Apache Cassandra 1.1 Documentation

Planning a Cassandra Cluster Deployment

This document corresponds to an earlier product version. Make sure you are using the version that corresponds to your version.

Latest Cassandra documentation | Earlier Cassandra documentation

When planning a Cassandra cluster deployment, you should have a good idea of the initial volume of data you plan to store and a good estimate of the typical application workload. After reading this section, it recommended that you read Anti-patterns in Cassandra.

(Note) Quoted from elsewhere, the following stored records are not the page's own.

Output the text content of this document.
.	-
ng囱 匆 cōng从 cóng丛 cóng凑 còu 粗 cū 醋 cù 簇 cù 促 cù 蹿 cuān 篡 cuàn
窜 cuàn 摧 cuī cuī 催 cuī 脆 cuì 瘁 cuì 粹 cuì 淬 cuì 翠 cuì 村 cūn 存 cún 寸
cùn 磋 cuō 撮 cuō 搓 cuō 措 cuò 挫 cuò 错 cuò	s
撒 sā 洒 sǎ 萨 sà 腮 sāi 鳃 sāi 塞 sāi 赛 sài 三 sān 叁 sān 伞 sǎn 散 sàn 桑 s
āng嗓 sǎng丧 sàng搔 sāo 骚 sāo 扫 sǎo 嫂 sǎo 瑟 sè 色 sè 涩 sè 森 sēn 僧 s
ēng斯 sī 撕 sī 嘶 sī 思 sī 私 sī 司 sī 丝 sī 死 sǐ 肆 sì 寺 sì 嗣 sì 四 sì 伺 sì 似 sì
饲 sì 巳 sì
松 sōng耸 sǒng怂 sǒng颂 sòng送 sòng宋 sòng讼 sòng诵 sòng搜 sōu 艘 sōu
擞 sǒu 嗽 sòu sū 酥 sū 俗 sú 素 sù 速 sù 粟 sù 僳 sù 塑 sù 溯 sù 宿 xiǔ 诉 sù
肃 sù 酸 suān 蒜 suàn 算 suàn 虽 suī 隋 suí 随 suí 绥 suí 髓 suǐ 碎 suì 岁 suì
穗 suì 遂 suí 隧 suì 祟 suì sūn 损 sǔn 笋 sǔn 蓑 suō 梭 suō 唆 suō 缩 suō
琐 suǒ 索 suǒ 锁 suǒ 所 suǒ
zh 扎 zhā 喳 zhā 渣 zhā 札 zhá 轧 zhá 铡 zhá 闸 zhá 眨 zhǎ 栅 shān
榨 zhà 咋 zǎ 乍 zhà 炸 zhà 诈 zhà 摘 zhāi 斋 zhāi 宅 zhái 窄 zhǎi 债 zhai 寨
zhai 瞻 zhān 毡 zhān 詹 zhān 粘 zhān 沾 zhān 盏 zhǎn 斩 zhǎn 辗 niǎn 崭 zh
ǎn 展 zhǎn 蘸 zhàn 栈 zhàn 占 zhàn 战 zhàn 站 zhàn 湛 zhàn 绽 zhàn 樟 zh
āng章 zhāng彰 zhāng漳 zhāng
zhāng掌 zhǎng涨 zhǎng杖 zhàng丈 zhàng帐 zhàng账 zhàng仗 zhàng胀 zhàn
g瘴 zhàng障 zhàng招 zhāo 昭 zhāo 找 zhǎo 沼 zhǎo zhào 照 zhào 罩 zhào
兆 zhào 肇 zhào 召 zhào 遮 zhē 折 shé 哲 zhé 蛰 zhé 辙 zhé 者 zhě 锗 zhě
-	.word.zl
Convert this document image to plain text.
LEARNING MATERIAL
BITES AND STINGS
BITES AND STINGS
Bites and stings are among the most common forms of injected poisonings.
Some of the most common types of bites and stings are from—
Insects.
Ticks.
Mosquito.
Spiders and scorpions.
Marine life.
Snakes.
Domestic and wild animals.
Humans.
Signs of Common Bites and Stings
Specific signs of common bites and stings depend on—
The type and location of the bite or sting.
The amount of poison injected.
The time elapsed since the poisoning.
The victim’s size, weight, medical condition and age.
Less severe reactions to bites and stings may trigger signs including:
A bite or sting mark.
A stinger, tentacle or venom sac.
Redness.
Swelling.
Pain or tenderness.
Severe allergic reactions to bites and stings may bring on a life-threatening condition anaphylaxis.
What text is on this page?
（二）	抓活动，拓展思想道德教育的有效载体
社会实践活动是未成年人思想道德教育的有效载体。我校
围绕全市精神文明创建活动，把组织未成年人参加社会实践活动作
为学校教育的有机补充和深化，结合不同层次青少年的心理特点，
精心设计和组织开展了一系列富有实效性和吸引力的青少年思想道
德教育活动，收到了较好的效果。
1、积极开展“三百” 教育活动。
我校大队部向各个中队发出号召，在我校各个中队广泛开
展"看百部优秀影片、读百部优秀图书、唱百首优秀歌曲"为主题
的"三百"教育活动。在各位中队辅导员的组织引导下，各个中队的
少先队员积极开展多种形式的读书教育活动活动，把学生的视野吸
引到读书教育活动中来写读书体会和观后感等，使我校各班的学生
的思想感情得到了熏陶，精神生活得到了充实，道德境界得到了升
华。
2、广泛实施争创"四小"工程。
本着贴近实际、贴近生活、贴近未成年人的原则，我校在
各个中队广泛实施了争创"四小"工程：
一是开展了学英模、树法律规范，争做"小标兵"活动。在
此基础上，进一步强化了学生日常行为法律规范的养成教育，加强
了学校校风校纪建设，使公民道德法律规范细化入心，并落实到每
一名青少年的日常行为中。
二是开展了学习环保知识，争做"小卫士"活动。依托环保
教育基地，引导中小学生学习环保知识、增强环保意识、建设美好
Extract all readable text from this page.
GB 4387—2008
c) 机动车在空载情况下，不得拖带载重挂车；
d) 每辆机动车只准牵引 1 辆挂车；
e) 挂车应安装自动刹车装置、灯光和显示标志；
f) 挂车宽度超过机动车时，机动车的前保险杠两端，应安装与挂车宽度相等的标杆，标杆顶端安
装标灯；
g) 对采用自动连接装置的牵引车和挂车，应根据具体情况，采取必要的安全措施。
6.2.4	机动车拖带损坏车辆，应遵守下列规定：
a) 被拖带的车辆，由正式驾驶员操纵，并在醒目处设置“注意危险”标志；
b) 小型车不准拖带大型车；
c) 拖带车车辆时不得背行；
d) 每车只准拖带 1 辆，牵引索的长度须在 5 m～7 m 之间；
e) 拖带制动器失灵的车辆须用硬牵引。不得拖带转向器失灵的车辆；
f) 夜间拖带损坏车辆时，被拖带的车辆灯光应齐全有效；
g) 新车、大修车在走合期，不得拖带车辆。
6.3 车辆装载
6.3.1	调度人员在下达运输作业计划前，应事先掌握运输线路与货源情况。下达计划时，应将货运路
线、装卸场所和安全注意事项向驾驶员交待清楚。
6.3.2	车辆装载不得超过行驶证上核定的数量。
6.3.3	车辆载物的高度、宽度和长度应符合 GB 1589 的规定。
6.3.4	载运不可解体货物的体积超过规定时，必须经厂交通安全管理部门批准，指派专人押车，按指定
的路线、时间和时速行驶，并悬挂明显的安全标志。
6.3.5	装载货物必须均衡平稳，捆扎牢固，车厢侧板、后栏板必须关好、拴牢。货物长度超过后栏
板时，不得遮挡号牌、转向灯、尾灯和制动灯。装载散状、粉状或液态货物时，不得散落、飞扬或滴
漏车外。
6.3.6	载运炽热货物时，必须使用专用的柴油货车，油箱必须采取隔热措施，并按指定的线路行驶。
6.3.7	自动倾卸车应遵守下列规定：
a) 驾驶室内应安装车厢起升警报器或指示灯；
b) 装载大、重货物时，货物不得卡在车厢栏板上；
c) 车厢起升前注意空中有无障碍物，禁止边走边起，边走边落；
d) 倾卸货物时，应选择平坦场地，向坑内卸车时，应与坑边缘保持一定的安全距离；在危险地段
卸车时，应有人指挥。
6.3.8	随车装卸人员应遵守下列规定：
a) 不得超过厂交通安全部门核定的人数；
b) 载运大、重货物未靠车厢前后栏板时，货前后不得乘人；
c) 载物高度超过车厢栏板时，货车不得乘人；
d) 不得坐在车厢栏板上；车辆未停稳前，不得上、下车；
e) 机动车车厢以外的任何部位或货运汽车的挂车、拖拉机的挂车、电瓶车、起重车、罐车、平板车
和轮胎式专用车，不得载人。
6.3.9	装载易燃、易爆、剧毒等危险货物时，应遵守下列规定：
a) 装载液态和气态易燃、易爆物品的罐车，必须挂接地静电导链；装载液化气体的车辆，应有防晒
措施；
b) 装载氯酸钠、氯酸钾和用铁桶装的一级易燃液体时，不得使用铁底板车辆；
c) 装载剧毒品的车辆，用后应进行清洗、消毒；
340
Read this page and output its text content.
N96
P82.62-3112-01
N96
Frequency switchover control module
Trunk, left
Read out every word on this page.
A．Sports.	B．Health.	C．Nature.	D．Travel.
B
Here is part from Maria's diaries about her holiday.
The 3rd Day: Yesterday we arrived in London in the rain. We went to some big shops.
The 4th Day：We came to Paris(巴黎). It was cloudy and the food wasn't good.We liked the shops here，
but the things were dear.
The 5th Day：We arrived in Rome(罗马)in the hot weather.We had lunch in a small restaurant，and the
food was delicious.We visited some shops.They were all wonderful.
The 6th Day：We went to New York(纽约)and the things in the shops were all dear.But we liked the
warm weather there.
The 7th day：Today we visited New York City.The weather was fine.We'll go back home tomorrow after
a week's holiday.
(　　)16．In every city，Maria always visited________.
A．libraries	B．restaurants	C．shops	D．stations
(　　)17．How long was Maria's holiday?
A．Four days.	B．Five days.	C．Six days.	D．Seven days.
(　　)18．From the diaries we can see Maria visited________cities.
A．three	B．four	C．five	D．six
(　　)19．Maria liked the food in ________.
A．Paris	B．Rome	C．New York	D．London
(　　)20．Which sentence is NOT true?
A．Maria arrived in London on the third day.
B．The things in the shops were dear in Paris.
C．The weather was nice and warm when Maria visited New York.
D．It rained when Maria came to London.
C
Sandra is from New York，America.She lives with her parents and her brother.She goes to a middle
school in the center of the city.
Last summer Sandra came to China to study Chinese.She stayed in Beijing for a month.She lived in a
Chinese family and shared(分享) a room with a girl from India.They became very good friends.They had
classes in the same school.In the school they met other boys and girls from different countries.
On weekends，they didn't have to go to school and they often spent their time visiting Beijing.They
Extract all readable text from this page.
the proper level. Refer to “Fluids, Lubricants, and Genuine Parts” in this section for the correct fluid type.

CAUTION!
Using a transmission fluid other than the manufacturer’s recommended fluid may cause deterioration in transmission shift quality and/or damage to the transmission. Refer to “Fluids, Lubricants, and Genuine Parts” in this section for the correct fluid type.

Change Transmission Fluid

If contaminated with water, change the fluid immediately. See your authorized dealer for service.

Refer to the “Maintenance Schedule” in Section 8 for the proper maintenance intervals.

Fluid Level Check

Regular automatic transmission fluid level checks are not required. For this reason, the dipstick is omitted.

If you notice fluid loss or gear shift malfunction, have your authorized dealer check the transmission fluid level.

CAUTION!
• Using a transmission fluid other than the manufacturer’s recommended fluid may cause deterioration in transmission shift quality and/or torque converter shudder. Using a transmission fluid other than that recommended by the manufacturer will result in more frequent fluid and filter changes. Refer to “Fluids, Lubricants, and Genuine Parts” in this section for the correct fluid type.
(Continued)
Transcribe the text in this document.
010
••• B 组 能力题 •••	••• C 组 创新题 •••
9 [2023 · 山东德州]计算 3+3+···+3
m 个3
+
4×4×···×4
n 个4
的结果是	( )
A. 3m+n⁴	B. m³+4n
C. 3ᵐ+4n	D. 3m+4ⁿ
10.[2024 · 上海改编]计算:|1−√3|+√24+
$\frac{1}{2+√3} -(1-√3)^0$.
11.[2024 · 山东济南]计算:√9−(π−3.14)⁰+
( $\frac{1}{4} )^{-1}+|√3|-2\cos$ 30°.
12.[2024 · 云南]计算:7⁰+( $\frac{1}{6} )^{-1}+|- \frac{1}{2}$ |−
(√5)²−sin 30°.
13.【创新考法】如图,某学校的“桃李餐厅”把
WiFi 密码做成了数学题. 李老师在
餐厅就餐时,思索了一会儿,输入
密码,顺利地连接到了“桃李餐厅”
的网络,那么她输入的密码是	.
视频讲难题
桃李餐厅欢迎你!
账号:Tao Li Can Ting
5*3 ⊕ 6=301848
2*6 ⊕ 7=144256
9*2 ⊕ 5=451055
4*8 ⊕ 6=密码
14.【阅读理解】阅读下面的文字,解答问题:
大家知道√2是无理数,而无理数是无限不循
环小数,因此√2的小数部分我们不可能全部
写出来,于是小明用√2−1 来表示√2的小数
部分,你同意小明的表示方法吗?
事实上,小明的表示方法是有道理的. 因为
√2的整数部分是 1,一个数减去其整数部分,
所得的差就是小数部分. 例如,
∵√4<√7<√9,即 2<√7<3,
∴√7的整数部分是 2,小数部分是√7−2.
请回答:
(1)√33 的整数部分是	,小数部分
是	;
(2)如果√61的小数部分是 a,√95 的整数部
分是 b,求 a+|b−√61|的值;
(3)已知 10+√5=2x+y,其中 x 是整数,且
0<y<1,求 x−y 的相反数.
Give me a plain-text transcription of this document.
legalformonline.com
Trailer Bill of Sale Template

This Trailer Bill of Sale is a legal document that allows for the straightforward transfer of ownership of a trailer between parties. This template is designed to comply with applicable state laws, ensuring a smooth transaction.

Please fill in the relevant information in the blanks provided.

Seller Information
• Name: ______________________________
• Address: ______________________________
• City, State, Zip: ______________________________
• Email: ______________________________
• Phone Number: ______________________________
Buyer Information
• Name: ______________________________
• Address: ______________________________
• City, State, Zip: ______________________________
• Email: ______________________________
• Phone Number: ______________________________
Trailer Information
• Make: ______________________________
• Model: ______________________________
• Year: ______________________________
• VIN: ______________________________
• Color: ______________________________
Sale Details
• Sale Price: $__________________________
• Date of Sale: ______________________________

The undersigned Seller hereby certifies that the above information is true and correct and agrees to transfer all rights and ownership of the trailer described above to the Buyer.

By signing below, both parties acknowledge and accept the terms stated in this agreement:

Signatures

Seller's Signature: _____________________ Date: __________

Selecting Hardware for Enterprise Implementations

As with any application, choosing appropriate hardware depends on selecting the right balance of the following resources: memory, CPU, disks, number of nodes, and network.

Memory

The more memory a Cassandra node has, the better read performance. More RAM allows for larger cache sizes and reduces disk I/O for reads. More RAM also allows memory tables (memtables) to hold more recently written data. Larger memtables lead to a fewer number of SSTables being flushed to disk and fewer files to scan during a read. The ideal amount of RAM depends on the anticipated size of your hot data.

  • For dedicated hardware, the optimal price-performance sweet spot is 16GB to 64GB; the minimum is 8GB.
  • For a virtual environments, the optimal range may be 8GB to 16GB; the minimum is 4GB.
  • For testing light workloads, Cassandra can run on a virtual machine as small as 256MB.
  • Java heap space should be set to a maximum of 8GB or half of your total RAM, whichever is lower. (A greater heap size has more intense garbage collection periods.)

CPU

Insert-heavy workloads are CPU-bound in Cassandra before becoming memory-bound. Cassandra is highly concurrent and uses as many CPU cores as available.

  • For dedicated hardware, 8-core processors are the current price-performance sweet spot.
  • For virtual environments, consider using a provider that allows CPU bursting, such as Rackspace Cloud Servers.

Disk

What you need for your environment depends a lot on the usage, so it's important to understand the mechanism. Cassandra writes data to disk for two purposes:

  • All data is written to the commit log for durability.
  • When thresholds are reached, Cassandra periodically flushes in-memory data structures (memtables) to SSTable data files for persistent storage of column family data.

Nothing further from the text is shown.